Closed margaretha closed 3 months ago
I checked and there are actually two limits: one is character based, one is token based. The match has a token based limit, which makes sense for annotation data retrieval. so we may want to have maxMatchTokenSize
. And we have context limits, which are character based, which may make sense as well ... So - for this possibly maxContextCharSize
?
Thanks for checking, Nils! Does maxMatchTokenSize
not include the contexts? Just the matches itself?
whereas maxContextCharSize
include match and context alltogether?
No - maxMatchTokenSize doesn't include the context and maxContextCharSize is a maximum value for left and right context.
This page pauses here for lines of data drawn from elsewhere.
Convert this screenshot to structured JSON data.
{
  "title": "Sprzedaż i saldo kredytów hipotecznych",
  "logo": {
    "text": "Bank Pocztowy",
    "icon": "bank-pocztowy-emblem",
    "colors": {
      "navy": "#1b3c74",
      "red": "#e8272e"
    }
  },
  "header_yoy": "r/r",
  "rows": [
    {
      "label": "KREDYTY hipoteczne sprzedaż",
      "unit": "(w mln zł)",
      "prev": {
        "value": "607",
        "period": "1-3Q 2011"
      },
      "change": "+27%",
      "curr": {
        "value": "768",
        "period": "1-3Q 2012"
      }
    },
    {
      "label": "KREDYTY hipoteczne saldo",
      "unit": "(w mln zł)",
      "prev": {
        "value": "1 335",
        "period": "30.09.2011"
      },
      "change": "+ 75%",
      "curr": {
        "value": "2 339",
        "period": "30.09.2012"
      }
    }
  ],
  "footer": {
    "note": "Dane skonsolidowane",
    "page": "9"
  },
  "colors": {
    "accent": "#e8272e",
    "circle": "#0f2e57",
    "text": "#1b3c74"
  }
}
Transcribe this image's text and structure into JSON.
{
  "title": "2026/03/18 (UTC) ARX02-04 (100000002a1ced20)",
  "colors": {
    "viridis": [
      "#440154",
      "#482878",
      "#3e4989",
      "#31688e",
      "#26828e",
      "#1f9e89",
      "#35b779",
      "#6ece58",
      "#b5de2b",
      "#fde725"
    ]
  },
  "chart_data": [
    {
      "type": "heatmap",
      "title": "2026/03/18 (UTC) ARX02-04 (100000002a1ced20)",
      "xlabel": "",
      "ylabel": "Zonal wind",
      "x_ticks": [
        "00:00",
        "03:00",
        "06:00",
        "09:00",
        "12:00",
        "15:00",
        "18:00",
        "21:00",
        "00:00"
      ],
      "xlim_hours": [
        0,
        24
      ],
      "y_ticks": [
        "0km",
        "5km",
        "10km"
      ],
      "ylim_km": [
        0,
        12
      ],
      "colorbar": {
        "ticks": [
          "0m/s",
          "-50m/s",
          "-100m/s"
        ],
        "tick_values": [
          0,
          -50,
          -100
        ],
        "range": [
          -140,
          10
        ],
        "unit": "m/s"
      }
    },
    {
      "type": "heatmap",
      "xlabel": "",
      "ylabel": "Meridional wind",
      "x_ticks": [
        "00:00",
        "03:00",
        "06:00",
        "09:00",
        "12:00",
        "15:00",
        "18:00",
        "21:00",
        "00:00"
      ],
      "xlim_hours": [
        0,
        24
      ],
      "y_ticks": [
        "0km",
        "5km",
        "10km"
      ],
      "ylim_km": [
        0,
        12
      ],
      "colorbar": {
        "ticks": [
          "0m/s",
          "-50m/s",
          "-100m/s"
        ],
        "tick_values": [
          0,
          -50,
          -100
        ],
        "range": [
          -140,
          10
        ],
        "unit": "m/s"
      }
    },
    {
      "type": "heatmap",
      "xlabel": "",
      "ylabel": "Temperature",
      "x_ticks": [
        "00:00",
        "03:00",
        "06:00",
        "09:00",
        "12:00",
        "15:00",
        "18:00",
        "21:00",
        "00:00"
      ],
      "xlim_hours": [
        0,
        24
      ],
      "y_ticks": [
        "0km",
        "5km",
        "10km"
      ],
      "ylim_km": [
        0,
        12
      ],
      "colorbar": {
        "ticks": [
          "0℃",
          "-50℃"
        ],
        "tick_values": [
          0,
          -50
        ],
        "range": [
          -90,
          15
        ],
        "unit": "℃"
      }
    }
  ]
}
There is no maximum snippet size, as we allow to cut matches and still allow to view the context. I can't remember the concrete reason, it may have been just simpler to implement. But it also has some advantages.
Krawfish will have some difficulties with character sizes in contexts, but I think we can keep this feature.
So - do you want to have the context adjustable only?
Thanks for the clarification! We have discussed this over Slack and agree to allow adjustment for both variables.
Please add a new parameter to allow Kustvakt to change the snippet size beyond limit. It is necessary to support larger match context for a group of users see (https://github.com/KorAP/Kustvakt/issues/745)
The parameter should be exclusive for Kustvakt and not adjustable by users.